Perjanjian pembagian pengawasan adalah puncak dari aplikasi ini
Berbicara tentang perbedaan dokumen lamaran BlackRock kali ini, Sui Chung berpendapat bahwa yang terpenting adalah proses 19-b4, Sebagai bursa, NASDAQ harus menunjukkan mengapa pencatatan ETF tidak akan merugikan ketentuan Sekuritas dan UU Pertukaran.

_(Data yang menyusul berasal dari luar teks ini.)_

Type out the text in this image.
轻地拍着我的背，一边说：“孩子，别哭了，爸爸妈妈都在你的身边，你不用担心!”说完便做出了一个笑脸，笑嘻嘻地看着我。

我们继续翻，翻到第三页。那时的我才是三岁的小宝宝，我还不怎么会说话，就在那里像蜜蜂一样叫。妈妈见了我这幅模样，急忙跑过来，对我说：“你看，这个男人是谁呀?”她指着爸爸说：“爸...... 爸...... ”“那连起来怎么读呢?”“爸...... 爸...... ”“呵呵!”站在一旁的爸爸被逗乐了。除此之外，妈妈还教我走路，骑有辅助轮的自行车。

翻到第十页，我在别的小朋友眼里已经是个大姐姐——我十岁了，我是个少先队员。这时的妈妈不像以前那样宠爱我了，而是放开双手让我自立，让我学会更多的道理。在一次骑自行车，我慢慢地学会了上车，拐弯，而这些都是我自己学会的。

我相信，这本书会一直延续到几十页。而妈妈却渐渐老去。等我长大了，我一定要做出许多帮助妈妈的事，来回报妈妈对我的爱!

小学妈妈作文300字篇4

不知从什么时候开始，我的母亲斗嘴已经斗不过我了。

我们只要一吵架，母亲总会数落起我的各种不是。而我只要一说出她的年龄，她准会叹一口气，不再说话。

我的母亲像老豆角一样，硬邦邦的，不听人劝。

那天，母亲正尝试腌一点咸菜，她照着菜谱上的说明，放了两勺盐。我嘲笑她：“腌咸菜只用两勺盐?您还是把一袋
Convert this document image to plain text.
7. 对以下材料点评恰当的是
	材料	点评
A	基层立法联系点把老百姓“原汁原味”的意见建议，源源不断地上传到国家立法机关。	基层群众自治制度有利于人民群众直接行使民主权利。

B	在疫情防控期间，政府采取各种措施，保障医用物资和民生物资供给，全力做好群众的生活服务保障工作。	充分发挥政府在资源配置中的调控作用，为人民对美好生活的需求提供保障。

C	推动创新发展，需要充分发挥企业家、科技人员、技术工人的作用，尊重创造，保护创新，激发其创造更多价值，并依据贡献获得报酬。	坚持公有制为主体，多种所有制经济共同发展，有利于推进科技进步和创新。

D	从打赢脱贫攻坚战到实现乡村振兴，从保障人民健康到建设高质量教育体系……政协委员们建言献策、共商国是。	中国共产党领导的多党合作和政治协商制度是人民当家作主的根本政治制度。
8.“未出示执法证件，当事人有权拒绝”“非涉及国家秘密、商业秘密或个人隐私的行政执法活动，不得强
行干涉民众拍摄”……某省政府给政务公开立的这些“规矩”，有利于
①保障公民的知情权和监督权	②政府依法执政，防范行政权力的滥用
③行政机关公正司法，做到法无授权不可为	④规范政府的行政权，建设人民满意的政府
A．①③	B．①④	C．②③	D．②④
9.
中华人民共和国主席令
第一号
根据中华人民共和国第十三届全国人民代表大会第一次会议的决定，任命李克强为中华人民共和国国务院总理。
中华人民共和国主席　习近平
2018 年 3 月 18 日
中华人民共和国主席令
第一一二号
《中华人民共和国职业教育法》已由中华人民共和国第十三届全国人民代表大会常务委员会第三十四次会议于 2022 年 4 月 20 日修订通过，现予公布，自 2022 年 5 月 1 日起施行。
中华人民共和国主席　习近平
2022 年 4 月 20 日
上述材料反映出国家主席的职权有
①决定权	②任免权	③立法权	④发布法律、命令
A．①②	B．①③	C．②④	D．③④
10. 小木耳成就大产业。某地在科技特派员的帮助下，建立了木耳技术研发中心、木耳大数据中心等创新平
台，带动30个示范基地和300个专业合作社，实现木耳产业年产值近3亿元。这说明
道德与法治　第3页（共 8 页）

Nasdaq menyatakan dalam dokumen aplikasinya bahwa mereka akan menandatangani perjanjian berbagi pengawasan Bitcoin (surveillance-sharinaagreement) dengan operator platform perdagangan spot. Perjanjian berbagi pemantauan memungkinkan mitra untuk berbagi informasi tentang aktivitas perdagangan pasar, aktivitas kliring, dan identitas pelanggan, sehingga mengurangi kemungkinan manipulasi pasar. Protokol semacam itu dapat membantu bursa mendeteksi dan mencegah potensi penipuan dan manipulasi serta meningkatkan transparansi dan efisiensi pasar.
Dampak ETF spot Bitcoin pada pasar
Ketika ditanya tentang dampaknya terhadap pasar jika ETF Bitcoin spot disetujui, Sui Chung percaya bahwa ini adalah masalah yang melibatkan miliaran dolar Jika ETF dianggap sebagai jenis alat investasi, sekitar 60% dari masyarakat investor di Amerika Setidaknya negara bagian memiliki ETF. ETF adalah pasar yang sangat besar. Dan jika investor yang terbiasa berinvestasi di ETF membeli ETF Bitcoin melalui rencana tabungan jangka panjang seperti 401(k), paket 401(k) juga akan mendapat manfaat pajak.
Menurut statistik, 20% orang Amerika sudah memiliki mata uang kripto. Namun, jika Anda membeli dan menjual Bitcoin melalui bursa seperti Coinbase, Anda akan dikenakan pajak keuntungan modal. Namun, jika Anda membeli dan menjual Bitcoin ETF melalui 401(k), Anda akan menikmati manfaat pajak tangguhan, dan Anda akan menikmati manfaat pajak tangguhan. mungkin juga mendapatkan bagian dari kepemilikan mata uang kripto yang disukai oleh orang-orang.
Catatan: Program manfaat pensiun 401(k) adalah program rekening pensiun tangguhan pajak yang dibuat di Amerika Serikat pada tahun 1981. Pemerintah AS dengan jelas menetapkan peraturan terkait dalam Bagian 401(k) dari Kode Pendapatan Internal, sehingga disebut sebagai menjadi 401. (k) Rencana.
Meskipun penerapan BlackRock baru akan membuahkan hasil paling cepat awal Agustus, jumlah Bitcoin yang dimiliki oleh Purpose Bitcoin ETF yang terdaftar di Bursa Efek Toronto di Kanada telah mencapai 25,418, mencapai rekor tertinggi baru sejak Agustus tahun lalu, dan pengelolaan dana skalanya juga telah mencapai 25.418 sebesar US$1,03 miliar. Baru-baru ini, pasar enkripsi dan saham berkonsep blockchain juga menunjukkan tren perayaan yang baik. Mengenai berapa lama gelombang masuk institusional ini dapat bertahan dan apakah ini benar-benar akan membuka pasar baru, investor masih harus berhati-hati dalam mengelola risiko!